A handgun found during a police traffic stop in Minneapolis in May unraveled a five-year-old mystery in Washington County, where a Lake Elmo woman was shot four times as she headed home in her car after watching her daughter play softball.
Zachary R. Wiegand, 31, of Dresser, Wis., was charged Wednesday in Washington County with first-degree attempted murder, first-degree aggravated robbery and four other felony charges involving assault and car theft. More felony charges are expected soon in St. Croix County, Wis., relating to robbery of an armored vehicle and arson, said Washington County Sheriff Bill Hutton and Marty Jensen, the police chief in Hudson, Wis.
Wiegand was arrested Tuesday at the Wal-Mart where he worked in St.

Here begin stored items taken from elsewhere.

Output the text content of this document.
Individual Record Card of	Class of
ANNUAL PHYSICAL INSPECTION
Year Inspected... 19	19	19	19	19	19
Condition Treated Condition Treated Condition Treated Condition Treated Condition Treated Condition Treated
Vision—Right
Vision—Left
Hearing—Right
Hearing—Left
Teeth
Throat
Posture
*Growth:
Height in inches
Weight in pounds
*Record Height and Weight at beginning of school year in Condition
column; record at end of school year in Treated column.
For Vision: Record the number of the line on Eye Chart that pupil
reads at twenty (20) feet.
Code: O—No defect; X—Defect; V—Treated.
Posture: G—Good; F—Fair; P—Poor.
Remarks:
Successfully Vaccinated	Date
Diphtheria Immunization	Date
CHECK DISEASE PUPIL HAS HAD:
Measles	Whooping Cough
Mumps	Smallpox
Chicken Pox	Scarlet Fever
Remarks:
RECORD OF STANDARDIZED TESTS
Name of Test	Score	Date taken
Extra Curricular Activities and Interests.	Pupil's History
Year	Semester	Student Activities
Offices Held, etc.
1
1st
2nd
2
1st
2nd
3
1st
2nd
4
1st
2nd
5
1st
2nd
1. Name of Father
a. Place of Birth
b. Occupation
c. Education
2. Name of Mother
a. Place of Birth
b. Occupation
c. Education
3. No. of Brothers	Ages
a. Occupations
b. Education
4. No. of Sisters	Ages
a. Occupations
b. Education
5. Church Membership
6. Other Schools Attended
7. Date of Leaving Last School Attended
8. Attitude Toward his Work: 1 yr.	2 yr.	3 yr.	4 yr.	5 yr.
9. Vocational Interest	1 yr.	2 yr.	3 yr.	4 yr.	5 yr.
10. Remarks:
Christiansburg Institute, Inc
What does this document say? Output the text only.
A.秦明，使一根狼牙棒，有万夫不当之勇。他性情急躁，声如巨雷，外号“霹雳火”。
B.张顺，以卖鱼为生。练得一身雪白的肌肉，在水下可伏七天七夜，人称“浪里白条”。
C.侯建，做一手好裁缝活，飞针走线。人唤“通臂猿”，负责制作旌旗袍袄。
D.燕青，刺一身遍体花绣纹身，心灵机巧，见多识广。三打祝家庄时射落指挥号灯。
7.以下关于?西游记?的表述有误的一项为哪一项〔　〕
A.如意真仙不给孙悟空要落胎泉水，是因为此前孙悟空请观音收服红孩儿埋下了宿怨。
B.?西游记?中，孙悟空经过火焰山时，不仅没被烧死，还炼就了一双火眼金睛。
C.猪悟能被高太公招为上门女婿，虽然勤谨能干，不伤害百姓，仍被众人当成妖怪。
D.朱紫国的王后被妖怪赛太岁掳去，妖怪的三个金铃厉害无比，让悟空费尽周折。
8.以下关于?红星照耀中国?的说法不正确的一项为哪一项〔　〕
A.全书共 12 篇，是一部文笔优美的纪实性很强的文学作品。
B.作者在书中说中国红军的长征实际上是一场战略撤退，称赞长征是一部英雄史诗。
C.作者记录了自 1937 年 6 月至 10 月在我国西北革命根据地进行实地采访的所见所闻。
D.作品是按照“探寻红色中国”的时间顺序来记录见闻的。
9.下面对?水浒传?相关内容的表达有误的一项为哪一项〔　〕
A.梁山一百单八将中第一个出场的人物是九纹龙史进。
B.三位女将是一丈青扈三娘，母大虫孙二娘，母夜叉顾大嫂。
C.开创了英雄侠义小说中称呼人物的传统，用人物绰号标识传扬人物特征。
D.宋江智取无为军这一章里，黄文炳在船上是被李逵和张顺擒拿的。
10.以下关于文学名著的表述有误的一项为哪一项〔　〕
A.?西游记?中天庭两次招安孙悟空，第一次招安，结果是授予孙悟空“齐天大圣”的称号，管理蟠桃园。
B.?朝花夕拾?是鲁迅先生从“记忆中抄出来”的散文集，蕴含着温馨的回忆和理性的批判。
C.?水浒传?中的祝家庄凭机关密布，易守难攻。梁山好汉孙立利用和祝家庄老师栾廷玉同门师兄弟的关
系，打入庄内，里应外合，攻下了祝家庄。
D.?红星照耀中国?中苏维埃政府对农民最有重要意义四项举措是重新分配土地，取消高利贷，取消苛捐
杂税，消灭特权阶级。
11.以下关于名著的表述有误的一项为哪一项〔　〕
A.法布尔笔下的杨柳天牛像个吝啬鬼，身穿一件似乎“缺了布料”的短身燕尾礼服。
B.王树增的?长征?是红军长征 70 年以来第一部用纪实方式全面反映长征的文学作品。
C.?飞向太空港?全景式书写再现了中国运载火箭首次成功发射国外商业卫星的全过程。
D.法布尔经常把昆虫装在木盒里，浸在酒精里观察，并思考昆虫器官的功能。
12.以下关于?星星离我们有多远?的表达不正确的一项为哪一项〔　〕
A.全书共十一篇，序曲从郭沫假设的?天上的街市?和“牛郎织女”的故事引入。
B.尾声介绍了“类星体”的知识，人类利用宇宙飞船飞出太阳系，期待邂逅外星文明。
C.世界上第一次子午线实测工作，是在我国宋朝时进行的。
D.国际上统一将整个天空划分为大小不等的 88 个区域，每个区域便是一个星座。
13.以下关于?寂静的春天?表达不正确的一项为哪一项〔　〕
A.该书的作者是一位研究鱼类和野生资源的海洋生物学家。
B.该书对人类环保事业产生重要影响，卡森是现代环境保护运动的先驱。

Croix Falls, Wis.
"He acted by himself" and a search of his house uncovered "a significant amount of evidence," Hutton said.
Wiegand is suspected in a chain of crimes that began the night of May 28, 2003, when, according to the charging complaint, he tried to take Julie Bever's car at the rural intersection of Inwood Avenue N. and 15th Street in Lake Elmo. Wiegand tried to force her from the car and shot her four times when she tried to drive away, the complaint said.
Bever, then 42, was shot in the jaw, lower torso, left arm and left shoulder. Then, according to the complaint, Wiegand carjacked another vehicle at gunpoint after the woman driving it saw Bever's car swerve and stopped to help her, hearing Bever scream, "I've been shot, I've been shot, I'm bleeding, I'm bleeding."
On Wednesday the sheriff and the police chief, flanked by detectives from both departments, described how ballistics tests on the handgun found in May led to Wiegand's arrest. The Smith and Wesson 9-millimeter handgun matched casings found at the Lake Elmo shooting scene, they said. The gun, purchased new in 1989, had several owners and it wasn't in Wiegand's possession when it was found, they said. However, it was registered to him, Hutton said.
Wiegand bought the gun in March 2003, the complaint said.